Il se contente d'y apporter son grain de sel, à commencer par un flow paresseux, laid back, cool et juvénile, qui parfois frise la « conversation » plus que le rap. On croise sur cet album le hit « Black & Yellow », les couleurs de l'équipe de football américain Pittsburgh Steelers, qui a bien entendu adopté cette chanson comme hymne officiel. « Roll Up » (décidément !) est tout aussi calibré pour faire un hit, avec son refrain accrocheur et ses effets d'autotune léger sur une mélodie enveloppée de claviers, car Wiz Khalifa est avant tout un rappeur mélodique.
Elève de l'école Lil Wayne, mais en plus poli, il figure exactement ce qu'est le rap américain de 2011 : une machine à cultiver l'hédonisme, emballée dans une culture pop electro apte à séduire clubs et radios. Pour la substance et le contenu, on repassera, ce n'est pas le propos, Khalifa a trop à faire à creuser son sillon d'une popularité dont il sait qu'elle durera le temps qu'un autre prenne sa place. D'ailleurs il entame son album avec « When I'm Gone » qui raconte exactement ça : le déclin annoncé de son étoile, et par conséquent l'envie de profiter des choses (filles, argent, alcools forts et bon gros spliffs) tant que ça dure. Les effluves de la marie-jeanne si souvent célébrée ici n'ont donc pas tant que ça effacée sa clairvoyance !

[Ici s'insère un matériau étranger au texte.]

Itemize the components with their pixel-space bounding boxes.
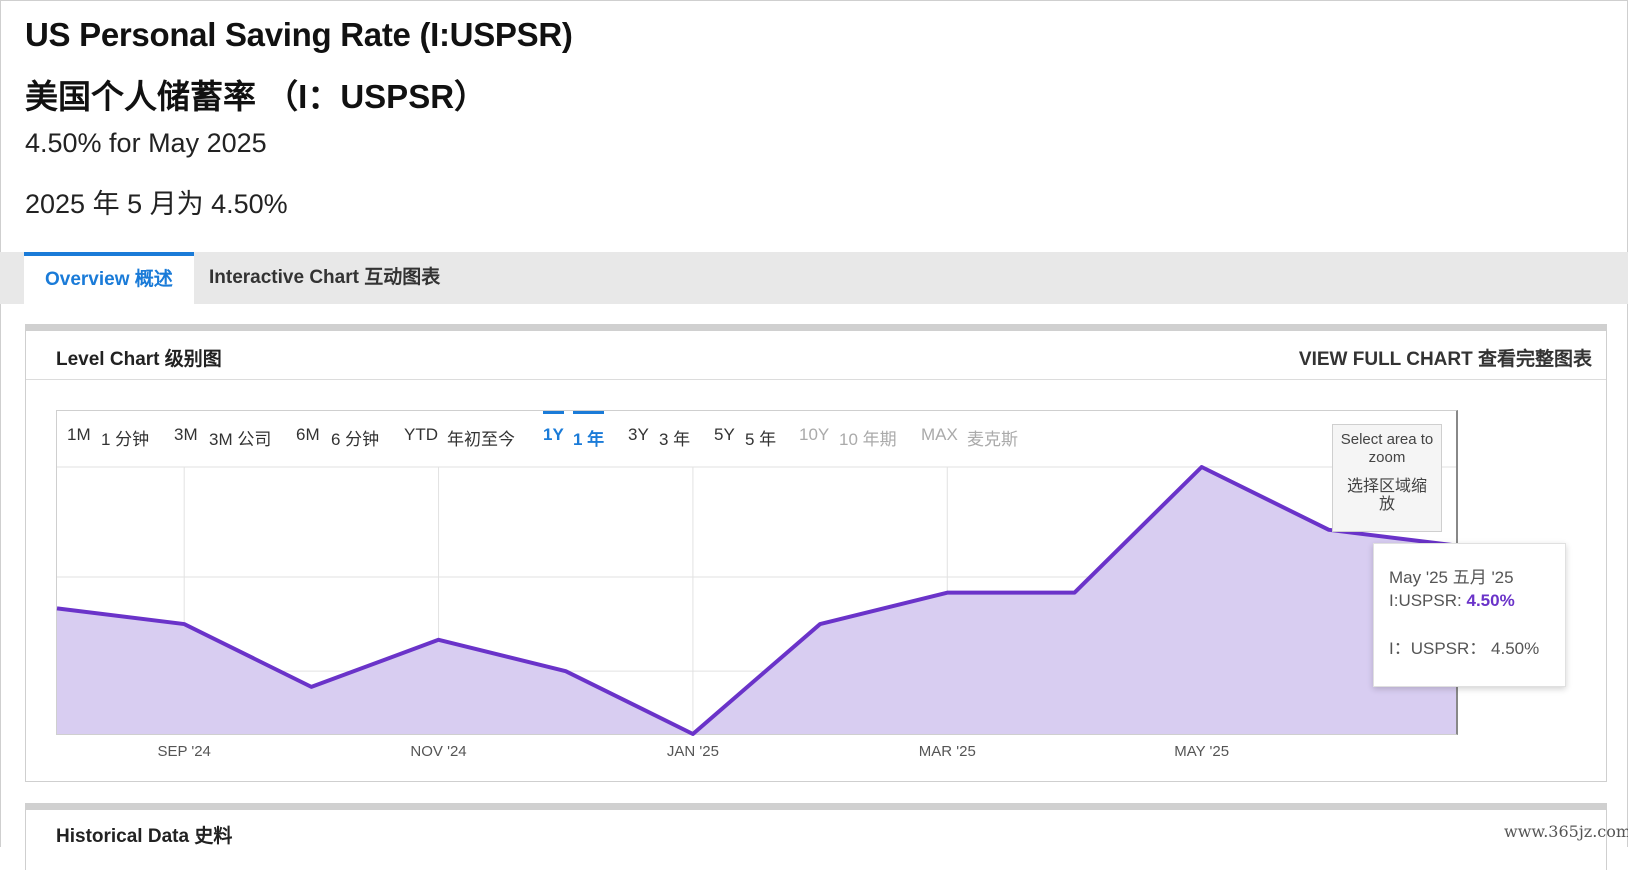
tooltip-date: May '25 五月 '25 [1389, 568, 1514, 587]
x-tick-label: SEP '24 [157, 743, 211, 760]
x-tick-label: MAR '25 [918, 743, 976, 760]
tooltip-series-value: 4.50% [1466, 591, 1515, 610]
tooltip-zh-line: I：USPSR： 4.50% [1389, 639, 1540, 658]
zoom-hint-zh: 选择区域缩放 [1346, 478, 1427, 513]
tooltip-series-label: I:USPSR: [1389, 591, 1462, 610]
tooltip-value-row: I:USPSR: 4.50% [1389, 591, 1515, 611]
series-area [57, 467, 1456, 734]
zoom-hint: Select area to zoom 选择区域缩放 [1332, 424, 1442, 532]
chart-tooltip: May '25 五月 '25 I:USPSR: 4.50% I：USPSR： 4… [1373, 543, 1566, 687]
x-tick-label: NOV '24 [410, 743, 467, 760]
zoom-hint-en: Select area to zoom [1340, 431, 1434, 466]
historical-data-title: Historical Data 史料 [56, 826, 233, 847]
x-tick-label: MAY '25 [1174, 743, 1230, 760]
watermark: www.365jz.com [1504, 822, 1628, 841]
historical-data-panel: Historical Data 史料 [25, 803, 1607, 870]
x-tick-label: JAN '25 [666, 743, 719, 760]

Dans cette entreprise d'un album de formule, il mène sa barque sans trop de renfort, on note la présence du pionnier d'Oakland Too Short, sur le prévisible « On My Level », et de Curren$y sur « Rooftops », où il vole presque la vedette à son hôte. Condensé d'un genre musical basé sur la célébration du cash, Rolling Papers ne peut offrir que ce qu'il a : de l'entertainment volatil.